ルウイさんは、ちょっと残念そうに笑いつつ私を見つめる。
「・・トーリに常に触れていたいと思って頂けるように、精進いたします」
「ううん??!何も聞こえないな?!」
全力で誤魔化した。
当たり前である。私は、今世はただの・・ド田舎に住む可憐な少女なのだ。可憐ったら可憐なのだ。鳥とか捌いちゃうけどね。
と、玄関から声がする。
「トーリ?大丈夫?」
「あ、キリルの声だ・・、はーい!今行くー!」
ルウイさんが、ちょっと無表情になる。
私としては助かるけれど、ルウイさんは私といたかったのは分かる・・分かるから、ちょっと表情直そうね?
「頭、撫でさせて下さい」
そういうと、ルウイさんの顔がパッと明るくなるので・・、ちょっと優しく撫でてから下へ降りて行く。・・うむ、これで多分大丈夫だ。
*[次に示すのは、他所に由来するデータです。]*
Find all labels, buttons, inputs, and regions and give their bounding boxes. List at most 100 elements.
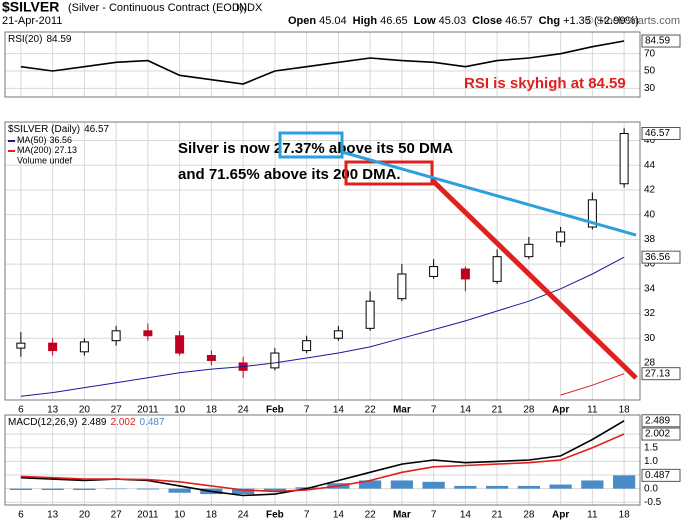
annotation-part: above its 50 DMA <box>325 140 454 157</box>
x-tick-label: 6 <box>18 405 24 416</box>
exchange: INDX <box>236 2 263 14</box>
legend-title: MACD(12,26,9) <box>8 417 77 428</box>
last-value: 2.002 <box>641 427 681 441</box>
series-line <box>20 40 625 85</box>
x-tick-label: 28 <box>523 405 535 416</box>
x-tick-label: 22 <box>365 405 377 416</box>
legend: RSI(20) 84.59 <box>8 34 72 45</box>
y-tick-label: 28 <box>644 358 656 369</box>
x-tick-label: 20 <box>79 510 91 521</box>
series-line <box>20 433 625 493</box>
candle-body <box>587 199 597 228</box>
legend-value: 0.487 <box>140 417 165 428</box>
candle-body <box>365 300 375 329</box>
x-tick-label: 6 <box>18 510 24 521</box>
annotation-part: and 71.65% above its <box>178 166 333 183</box>
y-tick-label: 50 <box>644 66 656 77</box>
y-tick-label: -0.5 <box>644 497 662 508</box>
x-tick-label: 2011 <box>137 405 159 416</box>
y-tick-label: 0.0 <box>644 483 658 494</box>
x-tick-label: 7 <box>431 405 437 416</box>
candle-body <box>206 355 216 361</box>
copyright: © StockCharts.com <box>585 15 680 27</box>
last-value-text: 2.002 <box>645 429 670 440</box>
quote-value: 45.04 <box>319 15 347 27</box>
candle-body <box>143 330 153 337</box>
candle-body <box>270 352 280 369</box>
candle-body <box>397 273 407 300</box>
quote-line: Open 45.04 High 46.65 Low 45.03 Close 46.57 Chg +… <box>288 15 639 27</box>
y-tick-label: 30 <box>644 83 656 94</box>
y-tick-label: 38 <box>644 234 656 245</box>
quote-label: High <box>353 15 378 27</box>
description: (Silver - Continuous Contract (EOD)) <box>68 2 247 14</box>
histogram-bar <box>359 480 382 489</box>
x-tick-label: 20 <box>79 405 91 416</box>
x-tick-label: 13 <box>47 510 59 521</box>
last-value-text: 84.59 <box>645 36 670 47</box>
candle-body <box>175 335 185 354</box>
candle-body <box>302 340 312 352</box>
histogram-bar <box>136 488 159 490</box>
legend-title: $SILVER (Daily) <box>8 124 80 135</box>
y-tick-label: 32 <box>644 308 656 319</box>
symbol: $SILVER <box>2 0 59 15</box>
histogram-bar <box>263 488 286 492</box>
panel-bg <box>5 122 640 400</box>
candle-body <box>333 330 343 339</box>
candle-body <box>492 256 502 282</box>
histogram-bar <box>41 488 64 490</box>
quote-label: Chg <box>539 15 560 27</box>
x-tick-label: 11 <box>587 405 598 416</box>
legend-value: 46.57 <box>84 124 109 135</box>
panel-frame <box>4 121 641 401</box>
last-value-bg <box>641 250 681 264</box>
x-tick-label: 7 <box>431 510 437 521</box>
arrow-line <box>430 178 638 380</box>
series-line <box>20 256 625 397</box>
y-tick-label: 42 <box>644 185 656 196</box>
last-value-bg <box>641 367 681 381</box>
x-tick-label: 10 <box>174 405 186 416</box>
last-value-bg <box>641 414 681 428</box>
candle-body <box>429 266 439 277</box>
y-tick-label: 36 <box>644 259 656 270</box>
x-tick-label: Apr <box>552 405 569 416</box>
x-tick-label: 18 <box>206 510 218 521</box>
histogram-bar <box>517 485 540 489</box>
last-value: 0.487 <box>641 468 681 482</box>
quote-value: 46.57 <box>505 15 533 27</box>
last-value-text: 27.13 <box>645 368 670 379</box>
x-tick-label: 2011 <box>137 510 159 521</box>
x-tick-label: 14 <box>333 510 345 521</box>
quote-value: 46.65 <box>380 15 408 27</box>
legend: MACD(12,26,9) 2.489 2.002 0.487 <box>8 417 165 428</box>
candle-body <box>556 231 566 243</box>
annotation: RSI is skyhigh at 84.59 <box>464 75 626 92</box>
y-tick-label: 30 <box>644 333 656 344</box>
x-tick-label: 10 <box>174 510 186 521</box>
histogram-bar <box>390 480 413 489</box>
last-value-bg <box>641 126 681 140</box>
y-tick-label: 1.0 <box>644 456 658 467</box>
last-value-bg <box>641 34 681 48</box>
x-tick-label: 7 <box>304 510 310 521</box>
histogram-bar <box>454 485 477 489</box>
quote: Open 45.04 High 46.65 Low 45.03 Close 46.57 Chg +… <box>288 15 639 27</box>
legend-value: 36.56 <box>50 135 73 145</box>
y-tick-label: 46 <box>644 135 656 146</box>
y-tick-label: 40 <box>644 209 656 220</box>
last-value-bg <box>641 468 681 482</box>
annotation-part: 200 DMA. <box>333 166 401 183</box>
x-tick-label: 18 <box>619 405 631 416</box>
candle-body <box>460 268 470 280</box>
x-tick-label: 24 <box>238 405 250 416</box>
candle-body <box>79 341 89 353</box>
x-tick-label: 22 <box>365 510 377 521</box>
legend-item: MA(200) 27.13 <box>17 145 77 155</box>
last-value: 27.13 <box>641 367 681 381</box>
x-tick-label: Feb <box>266 405 284 416</box>
panel-frame <box>4 414 641 506</box>
histogram-bar <box>73 488 96 490</box>
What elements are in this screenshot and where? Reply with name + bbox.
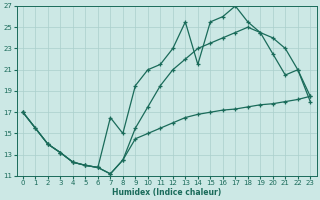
- X-axis label: Humidex (Indice chaleur): Humidex (Indice chaleur): [112, 188, 221, 197]
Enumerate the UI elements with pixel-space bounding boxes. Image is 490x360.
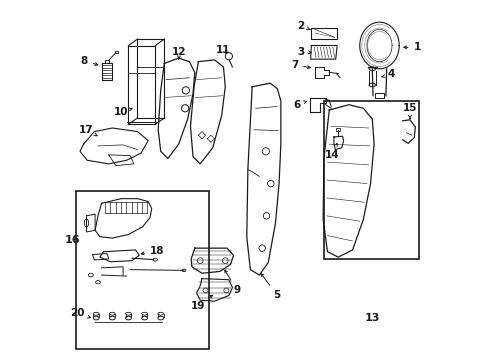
Text: 5: 5 [261,274,281,301]
Text: 3: 3 [297,46,311,57]
Text: 13: 13 [365,313,380,323]
Text: 6: 6 [294,100,307,110]
Bar [76,191,209,348]
Text: 4: 4 [382,69,395,79]
Text: 1: 1 [404,42,421,52]
Text: 14: 14 [324,143,339,160]
Bar [324,101,419,259]
Text: 16: 16 [64,235,80,245]
Text: 7: 7 [291,60,310,70]
Bar [375,93,384,98]
Text: 15: 15 [403,103,417,118]
Text: 8: 8 [81,56,98,66]
Text: 17: 17 [79,125,97,136]
Bar [336,128,341,131]
Text: 19: 19 [191,295,213,311]
Text: 10: 10 [114,107,132,117]
Bar [105,60,109,63]
Text: 9: 9 [225,270,241,296]
Text: 2: 2 [297,21,310,31]
Text: 12: 12 [172,46,187,59]
Text: 11: 11 [216,45,231,55]
Bar [115,50,119,53]
Text: 20: 20 [70,308,91,318]
Text: 18: 18 [141,246,164,256]
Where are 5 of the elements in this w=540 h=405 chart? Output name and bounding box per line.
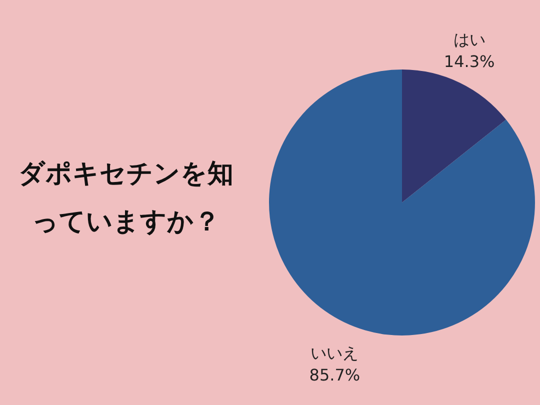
data-label: 14.3% [444,52,495,72]
data-label: 85.7% [309,365,360,384]
slice-label: はい [453,30,486,50]
text: ダポキセチンを知っていますか？ [18,158,234,239]
slice-label: いいえ [310,343,359,362]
キリルは、保護した子が無事だった事と、親御さんがお礼を言ってたことを伝えてくれた。
カウンターの椅子を勧めると、もちろん座った。
「キリルもお仕事帰りだったのに、わざわざありがとう。お茶飲む?」
「飲む〜!今日は、本当に冷え込んで寒かった!!あ、ルドヴィクさんもお疲れ様でした!」
頭を撫でたおかげか?機嫌は良さそうなルウイさんが、キリルに笑いかける。
さっきルウイさんが淹れてくれたお茶を温め直す。
キリルと、ルウイさんには新しく淹れてあげよ。
「もう川も凍りそうだと思ったけど、まだまだだね・・」
「そうだな〜、でも、あと2・3日で凍りそうだよ?山の方の湖は凍ってたし」
「山は寒いからね・・」
スケートが好きな人は、湖まで行って滑ってくる。根性がすごい!!
お茶を受け取ったキリルが私を見て、
「明日には、街の方のスケート場できるんじゃない?カイル作ってたろ?」
「そうだね・・、あそこなら危なくないか・・。ルウイさん、明日お休みですよね?一緒にスケート滑りに行ってみますか?」
ルウイさんは、一も二もなく笑顔で頷く。
小出し・・、小出しで触れる機会を作っておけば、ちょっとは抑えてくれるかな?という、作戦である。自分の命は、自分で守る!!
目指せ、命大事に!!である。
・・横で、「ガンガンいこうぜ」モードのルウイさんに笑いかけられ、私は慌てて目線を逸らすのだった・・・。